Why Generative AI Dominated Headlines in 2021 and What's on the Horizon
When you pose the question "Why is the sky blue?" to ChatGPT, within seconds it might answer: “The sky appears blue due to a process known as Rayleigh scattering." This detailed explanation resembles a textbook passage and spans six paragraphs. However, if you ask again, requesting a simple and brief explanation suitable for a 5-year-old, you get: “The sky is blue because the sun's blue light is made to bounce around and reach our eyes by little particles in the air."
ChatGPT, a variant of generative AI, is a software that uses language sequences to predict the following words in a sentence, thus providing user-like responses to prompts. Reminiscent of brain neural connections, the model is composed of layers of interconnected nodes. Throughout its training phase, it processed billions of internet-scraped pieces of text to learn patterns by modifying the strength of various node connections. Other types of generative AI have been conditioned to create images and videos, among other things.
ChatGPT, released late the previous year, seized public attention almost instantly, enhancing generative AI's visibility. Other chatbots like Google’s Bard soon followed. That being said, critics have raised concerns about the fallibility, bias, and potential plagiaristic tendencies of generative AI (SN: 4/12/23). Moreover, controversy ensued when in mid-November, Sam Altman, the CEO of generative AI-developer OpenAI, was terminated and then rehired a few days later, causing the majority of the company’s board members to quit. This raised questions about the rush to monetize generative AI, without the necessary safety measures to avoid harm.

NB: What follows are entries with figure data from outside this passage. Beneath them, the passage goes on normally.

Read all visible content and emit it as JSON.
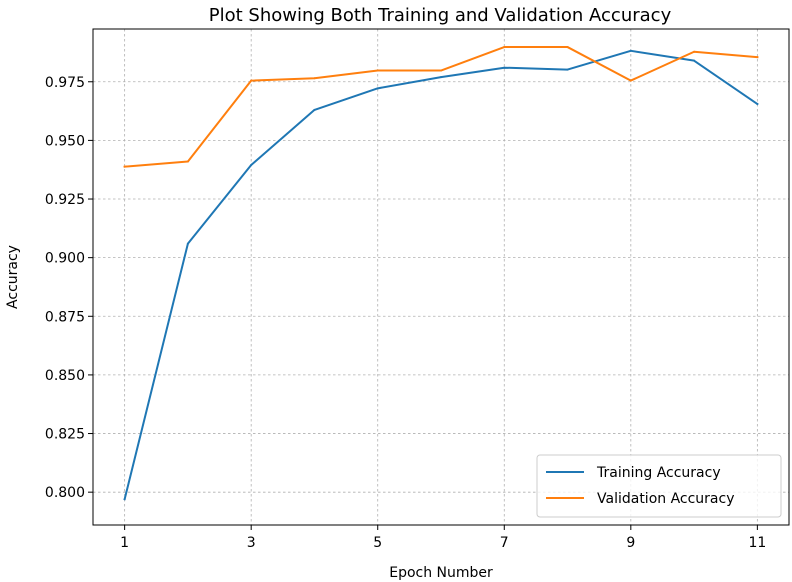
{
  "chart_data": {
    "type": "line",
    "title": "Plot Showing Both Training and Validation Accuracy",
    "xlabel": "Epoch Number",
    "ylabel": "Accuracy",
    "x": [
      1,
      2,
      3,
      4,
      5,
      6,
      7,
      8,
      9,
      10,
      11
    ],
    "xticks": [
      1,
      3,
      5,
      7,
      9,
      11
    ],
    "yticks": [
      0.8,
      0.825,
      0.85,
      0.875,
      0.9,
      0.925,
      0.95,
      0.975
    ],
    "ytick_labels": [
      "0.800",
      "0.825",
      "0.850",
      "0.875",
      "0.900",
      "0.925",
      "0.950",
      "0.975"
    ],
    "xlim": [
      0.5,
      11.5
    ],
    "ylim": [
      0.786,
      0.9975
    ],
    "grid": true,
    "legend_position": "lower-right",
    "series": [
      {
        "name": "Training Accuracy",
        "color": "#1f77b4",
        "values": [
          0.797,
          0.906,
          0.9395,
          0.963,
          0.9722,
          0.977,
          0.981,
          0.9802,
          0.9882,
          0.984,
          0.9655
        ]
      },
      {
        "name": "Validation Accuracy",
        "color": "#ff7f0e",
        "values": [
          0.9388,
          0.941,
          0.9755,
          0.9765,
          0.9798,
          0.9798,
          0.9898,
          0.9898,
          0.9755,
          0.9878,
          0.9855
        ]
      }
    ]
  }
}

Science News engaged Melanie Mitchell from the Santa Fe Institute, a foremost expert in AI, to explore how generative AI created such headlines and what's next. Edits were made to this interview for clarity and to keep it brief..
SN: Explain the significance of generative AI this year.
Mitchell: Although language models have existed for a long time, the innovation with systems like ChatGPT lies in their comprehensive training as dialogue partners and assistants. Immersed in an enormous amount of data, and having billions to trillions of connections, they have a highly user-friendly interface, which further endears them to the public. These advancements have seen them soar in popularity due to their perceived human-like characteristics.
SN: Which area do you believe generative AI will affect the most?
Mitchell: That remains to be discovered. If you prompt ChatGPT, instructing it to compose an abstract for your paper addressing specific points, it often delivers an effective result. As an assistant, it's incredibly useful. For generative images, systems can generate stock photos upon request. However, they're not flawless. They make errors and sometimes “hallucinate.” For instance, when questioned to write an essay on a specific topic with certain in-text references, it might fabricate nonexistent citations or generate inaccurate text.
SN: Any additional concerns?
Mitchell: They're heavily energy-dependent, operating in large data centers that utilize numerous computers, requiring a considerable quantity of electricity and copious amounts of water for cooling purposes, thus impacting the environment negatively. Their training takes input from human language, which reflects society's biases, be they racial, gender-based, or demographic, onto these systems.
An article was recently reported where individuals struggled to prompt a text-image system to generate an image of a Black doctor caring for white children.
Claims have been made that these systems possess robust reasoning capabilities, such as solving math problems or passing standardized tests like the bar exam, although it's unclear whether these achievements are solid or if their abilities will hold up to change. We don’t fully comprehend how these systems reason or whether they can extrapolate beyond what they have been trained on or if they overwhelmingly rely on the training data. This is a contentious issue.
SN: What are your thoughts on the hype?
Mitchell: People have to be aware that AI is a field that tends to get hyped, ever since its beginning in the 1950s, and to be somewhat skeptical of claims. We have seen again and again those claims are very much overblown. These are not humans. Even though they seem humanlike, they are different in many ways. People should see them as a tool to augment our human intelligence, not replace it — and make sure there’s a human in the loop rather than giving them too much autonomy.
SN: What implications might the recent upheaval at OpenAI have for the generative AI landscape?
Mitchell: [The upheaval] shows something that we already knew. There is a kind of polarization in the AI community, both in terms of research and in terms of commercial AI, about how we should think about AI safety — how fast these AI systems should be released to the public and what guardrails are necessary. I think it makes it very clear that we should not be relying on big companies in which power is concentrated right now to make these huge decisions about how AI systems should be safeguarded. We really do need independent people, for instance, government regulation or independent ethics boards, to have more power.
SN: What do you hope happens next?
Mitchell: We are in a bit of a state of uncertainty of what these systems are and what they can do, and how they will evolve. I hope that we figure out some reasonable regulation that mitigates possible harms but doesn’t clamp down too hard on what could be a very beneficial technology.